The materials for decarbonization
For the world to quit fossil fuels, energy production from renewable sources must be secured. To achieve this, we need technology such as electric cars, solar panels or wind turbines. And pivotal to developing this technology are materials for which demand is soaring as investment in renewable energy grows.
It takes six times more minerals to make an electric car than to make a conventional one. Operating an onshore wind power plant, meanwhile, requires nine times more mineral resources than a gas-fired plant. Thus, and according to the International Energy Agency (IEA), the average amount of minerals needed for each new unit of installed power capacity has increased by 50% since 2010.
The IEA’s report Energy Technology Perspectives 2023 examines the challenges and threats for clean energy and technology supply chains in the next few years. One of its findings is that demand for five minerals considered critical by the European Commission, the US and other countries and agencies could increase by between 1.5 and 7 times in a net-zero emissions environment by 2050.
These minerals are lithium, cobalt, nickel, copper and neodymium. They are concentrated in a few countries and are currently mined on a limited scale. For example, it can take more than 10 years from the discovery of a lithium deposit to its being efficiently and continuously exploited.
More investment through 2030
According to the International Energy Agency, investment in projects linked to critical minerals reached $40 billion in 2022, a 30% increase on the previous year. In the report The net-zero materials transition: Implications for global supply chains, published last July by the consultants McKinsey & Company, experts predict that investment in mining, refining and smelting these minerals will need to increase by between $300 billion and $400 billion to secure their supply beyond 2030. “Labor capacity will need to be increased by 300,000 to 600,000 specialized mining professionals”, according to the report. In the lithium industry alone, the investment required exceeds $100 billion.
As acknowledged by the FIA (the Futures Industry Association), nickel—obtained through mining and recycling—presents sustained growth and sound long-term prospects due to its importance in the electronics and electric vehicle battery industries. Experts highlight nickel’s price volatility. Indeed, in March 2022, at the start of the war in Ukraine, its price soared on the back of supply shortages (Russia is the world’s third-largest producer of nickel), and a year later its price fell after production was ramped up, especially in countries such as Indonesia, the world’s leading producer.
Another material whose performance is closely linked to the manufacture of EVs, smartphones, tablets and laptops is lithium, a market that is also volatile but one with a potential for “steady returns”, according to Forbes specialists.
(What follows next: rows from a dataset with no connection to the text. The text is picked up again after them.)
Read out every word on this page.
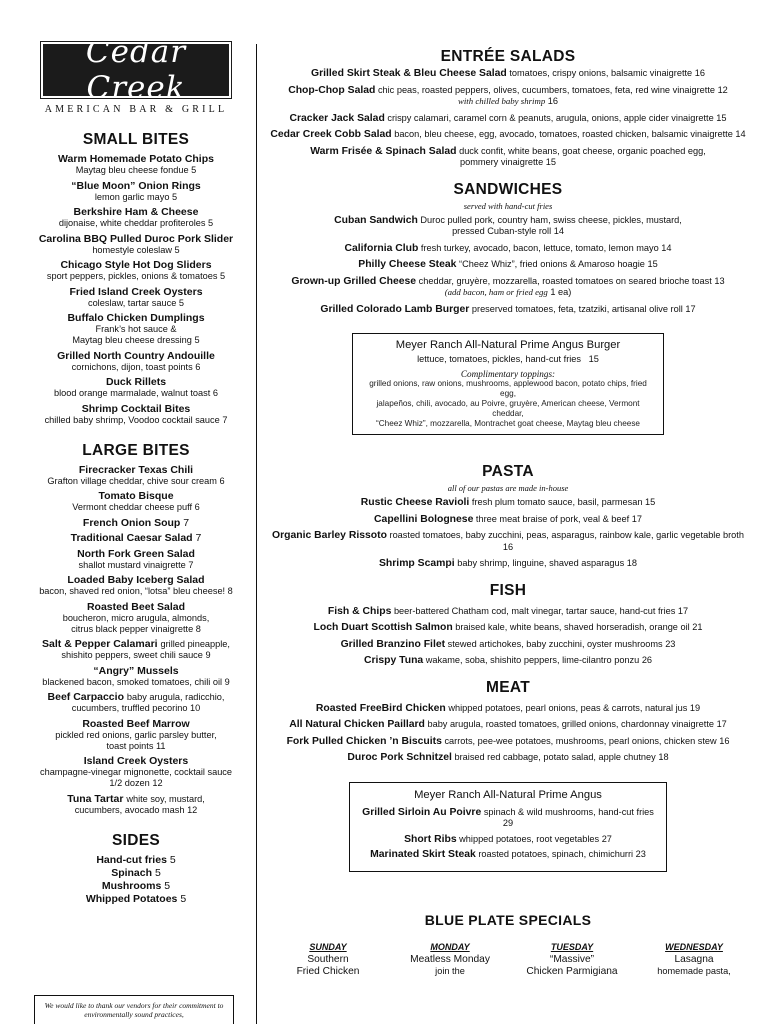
Cedar Creek
AMERICAN BAR & GRILL
SMALL BITES
Warm Homemade Potato Chips
Maytag bleu cheese fondue 5
“Blue Moon” Onion Rings
lemon garlic mayo 5
Berkshire Ham & Cheese
dijonaise, white cheddar profiteroles 5
Carolina BBQ Pulled Duroc Pork Slider
homestyle coleslaw 5
Chicago Style Hot Dog Sliders
sport peppers, pickles, onions & tomatoes 5
Fried Island Creek Oysters
coleslaw, tartar sauce 5
Buffalo Chicken Dumplings
Frank’s hot sauce &
Maytag bleu cheese dressing 5
Grilled North Country Andouille
cornichons, dijon, toast points 6
Duck Rillets
blood orange marmalade, walnut toast 6
Shrimp Cocktail Bites
chilled baby shrimp, Voodoo cocktail sauce 7
LARGE BITES
Firecracker Texas Chili
Grafton village cheddar, chive sour cream 6
Tomato Bisque
Vermont cheddar cheese puff 6
French Onion Soup 7
Traditional Caesar Salad 7
North Fork Green Salad
shallot mustard vinaigrette 7
Loaded Baby Iceberg Salad
bacon, shaved red onion, “lotsa” bleu cheese! 8
Roasted Beet Salad
boucheron, micro arugula, almonds,
citrus black pepper vinaigrette 8
Salt & Pepper Calamari grilled pineapple,
shishito peppers, sweet chili sauce 9
“Angry” Mussels
blackened bacon, smoked tomatoes, chili oil 9
Beef Carpaccio baby arugula, radicchio,
cucumbers, truffled pecorino 10
Roasted Beef Marrow
pickled red onions, garlic parsley butter,
toast points 11
Island Creek Oysters
champagne-vinegar mignonette, cocktail sauce
1/2 dozen 12
Tuna Tartar white soy, mustard,
cucumbers, avocado mash 12
SIDES
Hand-cut fries 5
Spinach 5
Mushrooms 5
Whipped Potatoes 5
We would like to thank our vendors for their commitment to environmentally sound practices,
ENTRÉE SALADS
Grilled Skirt Steak & Bleu Cheese Salad tomatoes, crispy onions, balsamic vinaigrette 16
Chop-Chop Salad chic peas, roasted peppers, olives, cucumbers, tomatoes, feta, red wine vinaigrette 12
with chilled baby shrimp 16
Cracker Jack Salad crispy calamari, caramel corn & peanuts, arugula, onions, apple cider vinaigrette 15
Cedar Creek Cobb Salad bacon, bleu cheese, egg, avocado, tomatoes, roasted chicken, balsamic vinaigrette 14
Warm Frisée & Spinach Salad duck confit, white beans, goat cheese, organic poached egg,
pommery vinaigrette 15
SANDWICHES
served with hand-cut fries
Cuban Sandwich Duroc pulled pork, country ham, swiss cheese, pickles, mustard,
pressed Cuban-style roll 14
California Club fresh turkey, avocado, bacon, lettuce, tomato, lemon mayo 14
Philly Cheese Steak “Cheez Whiz”, fried onions & Amaroso hoagie 15
Grown-up Grilled Cheese cheddar, gruyère, mozzarella, roasted tomatoes on seared brioche toast 13
(add bacon, ham or fried egg 1 ea)
Grilled Colorado Lamb Burger preserved tomatoes, feta, tzatziki, artisanal olive roll 17
Meyer Ranch All-Natural Prime Angus Burger
lettuce, tomatoes, pickles, hand-cut fries 15
Complimentary toppings:
grilled onions, raw onions, mushrooms, applewood bacon, potato chips, fried egg,
jalapeños, chili, avocado, au Poivre, gruyère, American cheese, Vermont cheddar,
“Cheez Whiz”, mozzarella, Montrachet goat cheese, Maytag bleu cheese
PASTA
all of our pastas are made in-house
Rustic Cheese Ravioli fresh plum tomato sauce, basil, parmesan 15
Capellini Bolognese three meat braise of pork, veal & beef 17
Organic Barley Rissoto roasted tomatoes, baby zucchini, peas, asparagus, rainbow kale, garlic vegetable broth 16
Shrimp Scampi baby shrimp, linguine, shaved asparagus 18
FISH
Fish & Chips beer-battered Chatham cod, malt vinegar, tartar sauce, hand-cut fries 17
Loch Duart Scottish Salmon braised kale, white beans, shaved horseradish, orange oil 21
Grilled Branzino Filet stewed artichokes, baby zucchini, oyster mushrooms 23
Crispy Tuna wakame, soba, shishito peppers, lime-cilantro ponzu 26
MEAT
Roasted FreeBird Chicken whipped potatoes, pearl onions, peas & carrots, natural jus 19
All Natural Chicken Paillard baby arugula, roasted tomatoes, grilled onions, chardonnay vinaigrette 17
Fork Pulled Chicken ’n Biscuits carrots, pee-wee potatoes, mushrooms, pearl onions, chicken stew 16
Duroc Pork Schnitzel braised red cabbage, potato salad, apple chutney 18
Meyer Ranch All-Natural Prime Angus
Grilled Sirloin Au Poivre spinach & wild mushrooms, hand-cut fries 29
Short Ribs whipped potatoes, root vegetables 27
Marinated Skirt Steak roasted potatoes, spinach, chimichurri 23
BLUE PLATE SPECIALS
SUNDAY
Southern
Fried Chicken
MONDAY
Meatless Monday
join the
TUESDAY
“Massive”
Chicken Parmigiana
WEDNESDAY
Lasagna
homemade pasta,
Despite fluctuations, prices appear to have gradually stabilized since April this year. In 2022, Australia was the top lithium producer, followed by Chile and China. In Latin America (Argentina, Chile and Bolivia), where more than half of the world’s lithium is found, a “window of opportunity” has opened up for investment in developing the lithium industry, add value to the product and generate other businesses linked to its extraction.
Avoiding a bottleneck
The main consequences of the gap between high demand and low extraction rates, coupled with the fact that there are no unlimited materials, are rising (or volatile) renewable energy prices and, as a result, a slowing down of the energy transition. This despite global investment in renewable energy reaching record levels in 2022. To illustrate this, according to the IEA, investment in solar energy will this year, for the first time, outstrip spending on oil production.
Among the solutions cited by the IEA in its report is to invest in innovation to improve sustainability and encourage recycling. A few weeks ago, the European Council advocated the recycling and reuse of critical raw materials in its assessment of the regulations guaranteeing their secure and sustainable supply. Dependent as it is on third countries for its supply, the EU is committed to processing and recycling these materials within its borders.